Future directions for alefacept research
One of the more interesting remaining questions about alefacept concerns the role of T-cell depletion in the clinical response to alefacept. T-cell depletion is considered to be the primary mechanism of action for alefacept, but the degree of T-cell depletion is not entirely predictive of clinical response. Moreover, T-cell counts in the blood begin to fall shortly after alefacept therapy is initiated, but clinical effects are typically not seen until after 12 or more weeks of therapy.
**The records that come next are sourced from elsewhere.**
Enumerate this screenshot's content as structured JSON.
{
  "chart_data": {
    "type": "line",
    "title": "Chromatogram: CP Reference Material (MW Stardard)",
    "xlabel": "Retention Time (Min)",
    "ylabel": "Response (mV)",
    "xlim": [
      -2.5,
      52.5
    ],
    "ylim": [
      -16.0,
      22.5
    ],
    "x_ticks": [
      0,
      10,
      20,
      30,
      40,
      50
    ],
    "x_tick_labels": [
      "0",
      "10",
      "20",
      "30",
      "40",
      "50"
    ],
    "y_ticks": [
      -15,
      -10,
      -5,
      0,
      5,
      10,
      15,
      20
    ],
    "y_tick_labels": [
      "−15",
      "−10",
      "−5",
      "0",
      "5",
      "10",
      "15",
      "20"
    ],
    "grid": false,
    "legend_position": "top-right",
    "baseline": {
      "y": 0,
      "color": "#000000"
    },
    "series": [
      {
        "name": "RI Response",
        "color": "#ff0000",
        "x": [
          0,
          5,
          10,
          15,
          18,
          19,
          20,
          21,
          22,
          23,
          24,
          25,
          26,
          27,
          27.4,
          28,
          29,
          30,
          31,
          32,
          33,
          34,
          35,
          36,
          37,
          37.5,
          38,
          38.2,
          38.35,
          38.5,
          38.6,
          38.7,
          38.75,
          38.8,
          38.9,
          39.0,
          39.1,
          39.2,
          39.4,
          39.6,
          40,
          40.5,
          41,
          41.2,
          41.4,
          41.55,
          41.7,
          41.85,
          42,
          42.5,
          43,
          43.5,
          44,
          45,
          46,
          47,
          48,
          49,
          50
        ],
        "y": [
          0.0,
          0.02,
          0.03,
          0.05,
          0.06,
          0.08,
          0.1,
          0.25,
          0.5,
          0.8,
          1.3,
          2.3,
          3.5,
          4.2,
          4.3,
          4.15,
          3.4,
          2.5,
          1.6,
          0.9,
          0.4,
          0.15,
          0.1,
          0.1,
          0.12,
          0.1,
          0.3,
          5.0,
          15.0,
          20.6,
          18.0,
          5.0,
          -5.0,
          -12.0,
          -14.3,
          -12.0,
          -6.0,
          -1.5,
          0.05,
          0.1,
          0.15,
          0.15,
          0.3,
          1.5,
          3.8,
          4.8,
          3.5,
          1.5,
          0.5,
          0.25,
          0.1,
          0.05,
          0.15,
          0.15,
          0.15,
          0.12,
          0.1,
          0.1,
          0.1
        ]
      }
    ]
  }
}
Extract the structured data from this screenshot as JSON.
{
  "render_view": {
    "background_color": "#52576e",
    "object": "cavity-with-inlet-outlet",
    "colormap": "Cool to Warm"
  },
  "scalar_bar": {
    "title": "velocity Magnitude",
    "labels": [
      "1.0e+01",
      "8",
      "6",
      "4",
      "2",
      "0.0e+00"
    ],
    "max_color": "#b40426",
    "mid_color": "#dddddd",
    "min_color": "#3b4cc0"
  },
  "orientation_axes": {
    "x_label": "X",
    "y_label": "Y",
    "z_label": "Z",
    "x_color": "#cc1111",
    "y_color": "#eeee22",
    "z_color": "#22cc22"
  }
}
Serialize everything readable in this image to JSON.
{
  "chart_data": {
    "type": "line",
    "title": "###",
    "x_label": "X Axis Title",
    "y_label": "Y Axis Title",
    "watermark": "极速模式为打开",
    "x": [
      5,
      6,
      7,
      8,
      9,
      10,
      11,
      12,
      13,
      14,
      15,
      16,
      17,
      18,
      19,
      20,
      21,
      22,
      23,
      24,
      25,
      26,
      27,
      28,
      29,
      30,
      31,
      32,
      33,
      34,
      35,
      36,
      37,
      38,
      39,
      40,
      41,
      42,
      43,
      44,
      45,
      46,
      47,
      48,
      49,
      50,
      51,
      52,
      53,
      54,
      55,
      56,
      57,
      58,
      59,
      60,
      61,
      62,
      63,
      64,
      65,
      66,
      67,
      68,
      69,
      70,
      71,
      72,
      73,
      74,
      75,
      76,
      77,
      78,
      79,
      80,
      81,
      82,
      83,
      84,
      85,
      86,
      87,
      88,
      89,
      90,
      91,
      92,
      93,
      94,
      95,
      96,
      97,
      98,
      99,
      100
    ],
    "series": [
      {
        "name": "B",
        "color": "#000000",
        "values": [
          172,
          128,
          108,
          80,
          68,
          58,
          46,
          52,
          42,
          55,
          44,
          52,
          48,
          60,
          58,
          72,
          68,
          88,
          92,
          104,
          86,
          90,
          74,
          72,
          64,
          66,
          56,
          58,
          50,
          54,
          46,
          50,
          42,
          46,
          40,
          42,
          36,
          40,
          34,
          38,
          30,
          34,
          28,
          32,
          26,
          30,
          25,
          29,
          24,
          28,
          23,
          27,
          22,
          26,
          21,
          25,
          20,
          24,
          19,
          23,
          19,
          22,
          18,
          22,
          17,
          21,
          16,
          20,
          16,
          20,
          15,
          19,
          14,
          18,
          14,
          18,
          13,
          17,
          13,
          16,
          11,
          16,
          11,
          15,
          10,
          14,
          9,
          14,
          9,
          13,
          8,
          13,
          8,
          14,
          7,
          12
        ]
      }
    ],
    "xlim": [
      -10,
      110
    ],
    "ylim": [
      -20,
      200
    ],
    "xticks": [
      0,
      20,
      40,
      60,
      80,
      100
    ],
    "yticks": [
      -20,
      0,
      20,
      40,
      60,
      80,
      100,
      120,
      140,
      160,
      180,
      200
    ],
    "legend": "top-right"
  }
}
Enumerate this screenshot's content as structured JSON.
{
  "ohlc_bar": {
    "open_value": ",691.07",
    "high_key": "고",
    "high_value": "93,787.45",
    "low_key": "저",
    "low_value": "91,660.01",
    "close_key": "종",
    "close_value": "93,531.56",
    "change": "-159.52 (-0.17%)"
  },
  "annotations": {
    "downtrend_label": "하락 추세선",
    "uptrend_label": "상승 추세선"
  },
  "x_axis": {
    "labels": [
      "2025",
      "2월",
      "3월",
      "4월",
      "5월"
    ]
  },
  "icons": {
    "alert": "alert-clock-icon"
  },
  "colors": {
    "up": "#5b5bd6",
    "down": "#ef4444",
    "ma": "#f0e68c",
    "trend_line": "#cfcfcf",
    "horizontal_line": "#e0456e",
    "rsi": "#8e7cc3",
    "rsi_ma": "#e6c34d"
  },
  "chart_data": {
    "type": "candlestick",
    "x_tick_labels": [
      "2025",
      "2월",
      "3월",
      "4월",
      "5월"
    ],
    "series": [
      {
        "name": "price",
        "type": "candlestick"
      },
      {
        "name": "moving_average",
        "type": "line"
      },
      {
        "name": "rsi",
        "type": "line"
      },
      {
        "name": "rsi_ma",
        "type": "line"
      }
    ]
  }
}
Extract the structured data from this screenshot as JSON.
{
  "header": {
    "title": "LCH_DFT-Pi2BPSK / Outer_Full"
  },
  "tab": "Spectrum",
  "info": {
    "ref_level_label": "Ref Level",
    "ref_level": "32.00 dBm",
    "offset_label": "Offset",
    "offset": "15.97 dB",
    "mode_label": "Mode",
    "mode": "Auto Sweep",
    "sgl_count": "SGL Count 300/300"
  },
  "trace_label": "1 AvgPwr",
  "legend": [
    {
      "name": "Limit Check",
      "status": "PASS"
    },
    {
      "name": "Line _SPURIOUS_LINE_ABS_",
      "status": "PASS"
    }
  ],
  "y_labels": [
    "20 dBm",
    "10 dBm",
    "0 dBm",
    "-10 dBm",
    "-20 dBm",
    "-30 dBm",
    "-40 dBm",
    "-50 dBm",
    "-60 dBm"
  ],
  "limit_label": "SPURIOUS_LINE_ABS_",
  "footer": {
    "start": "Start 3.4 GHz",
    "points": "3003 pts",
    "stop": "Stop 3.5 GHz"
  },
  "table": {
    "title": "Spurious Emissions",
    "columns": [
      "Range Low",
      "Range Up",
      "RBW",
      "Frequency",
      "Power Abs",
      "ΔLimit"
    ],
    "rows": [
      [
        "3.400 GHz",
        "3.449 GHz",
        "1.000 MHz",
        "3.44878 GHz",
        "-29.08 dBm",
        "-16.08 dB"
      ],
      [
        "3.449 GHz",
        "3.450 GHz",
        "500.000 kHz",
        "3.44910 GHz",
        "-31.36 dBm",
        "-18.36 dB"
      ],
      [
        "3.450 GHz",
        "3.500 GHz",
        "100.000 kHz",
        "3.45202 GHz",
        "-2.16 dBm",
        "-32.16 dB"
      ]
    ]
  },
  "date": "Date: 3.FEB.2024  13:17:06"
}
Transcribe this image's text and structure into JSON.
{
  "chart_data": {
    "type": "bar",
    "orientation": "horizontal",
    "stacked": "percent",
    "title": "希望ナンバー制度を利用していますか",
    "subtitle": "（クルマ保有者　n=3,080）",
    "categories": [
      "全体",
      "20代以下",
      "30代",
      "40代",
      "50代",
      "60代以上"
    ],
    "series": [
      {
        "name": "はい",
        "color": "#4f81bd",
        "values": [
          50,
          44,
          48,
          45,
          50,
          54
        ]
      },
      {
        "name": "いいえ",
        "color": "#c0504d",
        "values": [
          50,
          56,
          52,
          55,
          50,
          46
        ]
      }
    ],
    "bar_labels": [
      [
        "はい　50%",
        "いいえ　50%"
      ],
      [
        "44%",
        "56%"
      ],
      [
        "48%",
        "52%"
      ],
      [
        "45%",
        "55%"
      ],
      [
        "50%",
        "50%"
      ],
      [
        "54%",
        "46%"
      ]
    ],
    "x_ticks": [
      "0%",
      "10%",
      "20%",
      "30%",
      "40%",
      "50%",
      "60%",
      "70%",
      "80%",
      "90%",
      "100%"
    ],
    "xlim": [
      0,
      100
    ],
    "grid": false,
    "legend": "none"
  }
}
It may be that the effect of alefacept on T-cell levels in the skin may be more important in the clinical response in psoriasis than is the effect on T-cell levels in the blood. Future research in this area may provide insight into why different patients respond differently to alefacept therapy.

It will also be important to further investigate the optimal dosing regimen for alefacept. In particular, the possibility of basing a course of alefacept on 16 rather than 12 weeks of therapy should be further investigated. More studies are also needed on the use of adjunctive therapy during the first course of alefacept treatment. The slow onset of efficacy with alefacept is an acknowledged problem, and it has been suggested that combination therapy during the first few months of treatment could improve patient outcomes. A few studies have evaluated the concomitant use of methotrexate, cyclosporine, phototherapy, and other treatments with alefacept, but more information is needed about the efficacy and long-term safety of this approach.